In an essay on the aerial photography of William Garnett written by Peter Plagens in Aperture, 1983, making photographs is equated to moving through the world shoplifting images. This may be the main difference between painting and photography, in photography the images are there, they just need to be seen. One of the most appealing things about snapshots and one of the more important things to learn from them is how much the act of photographing something changes it. Snapshots give us this honesty that everyone is searching for as some sort of grail. They are very critical and often show us the plain unvarnished truth about ourselves.
One of the fertile areas for snap shooters is the genre of “street photography”. Again Garry Winogrand was a master at this.
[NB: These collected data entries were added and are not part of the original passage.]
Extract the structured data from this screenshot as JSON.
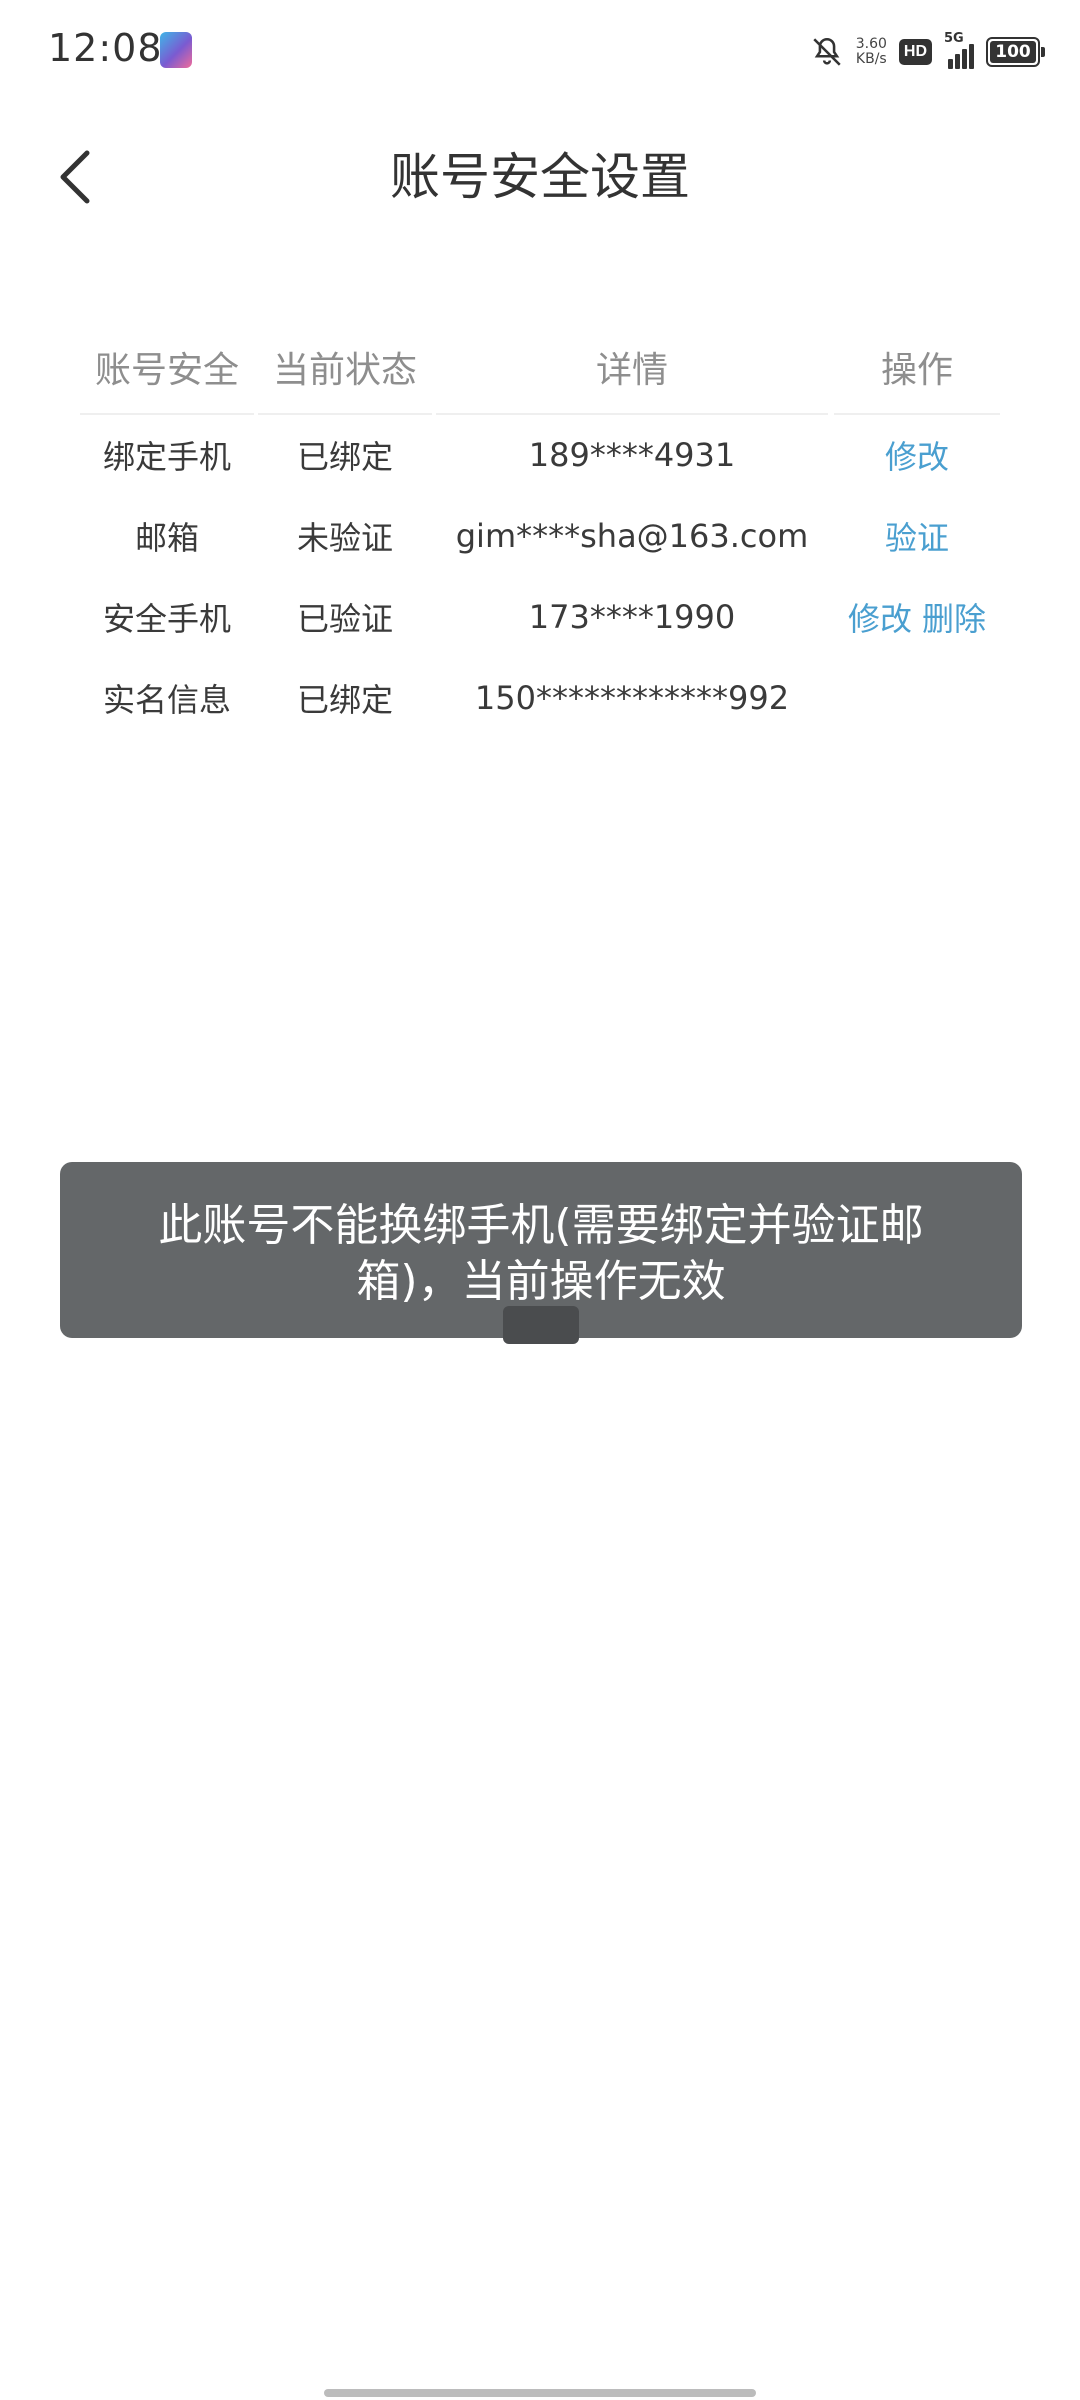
{
  "status_bar": {
    "time": "12:08",
    "net_speed_value": "3.60",
    "net_speed_unit": "KB/s",
    "hd_label": "HD",
    "network_label": "5G",
    "battery_level": "100",
    "icons": [
      "app-icon",
      "bell-off-icon",
      "hd-badge",
      "signal-icon",
      "battery-icon"
    ]
  },
  "header": {
    "title": "账号安全设置",
    "back_icon": "chevron-left-icon"
  },
  "table": {
    "headers": [
      "账号安全",
      "当前状态",
      "详情",
      "操作"
    ],
    "rows": [
      {
        "item": "绑定手机",
        "status": "已绑定",
        "detail": "189****4931",
        "actions": [
          "修改"
        ]
      },
      {
        "item": "邮箱",
        "status": "未验证",
        "detail": "gim****sha@163.com",
        "actions": [
          "验证"
        ]
      },
      {
        "item": "安全手机",
        "status": "已验证",
        "detail": "173****1990",
        "actions": [
          "修改",
          "删除"
        ]
      },
      {
        "item": "实名信息",
        "status": "已绑定",
        "detail": "150************992",
        "actions": []
      }
    ]
  },
  "toast": {
    "line1": "此账号不能换绑手机(需要绑定并验证邮",
    "line2": "箱)，当前操作无效"
  },
  "colors": {
    "link": "#4a9fd0",
    "header_text": "#8e8e8e",
    "toast_bg": "#646769"
  }
}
Photographers who make what appear to be snapshots include William Eggleston, Stephen Shore, William Klein, Robert Frank and Lee Friedlander among many others. More careful perusal of their photographs reveals amazing attention to detail, careful composition, and an understanding of photography that is instinctive. Sometimes this subconscious understanding is considered to be technical skill, but it is much more than that. It is photographic vision. This is something born of both technical skill, a love of photography, and inherent talent. I am not sure if it can be learned, I do think it can be practiced upon and improved, but the foundation of this vision probably needs to be in place at the get-go. Using a telephoto or long lens is not a part of the tradition of great street photography. William Klein uses a 28 mm lens on his Leica; Robert Frank also used a wide angled type of lens. This required getting up close to the subject, one of the goals of the street photographer.
Some have suggested that the “street” is a metaphor for “life.” The subjects are then photographed in their lives, coping with, enjoying, detesting, or whatever, but all having some interaction with their life when photographed. To do good street photography is not to just go out and shoot. One has to obey the dictum of Charlie Morrell: ”Many look, few see.”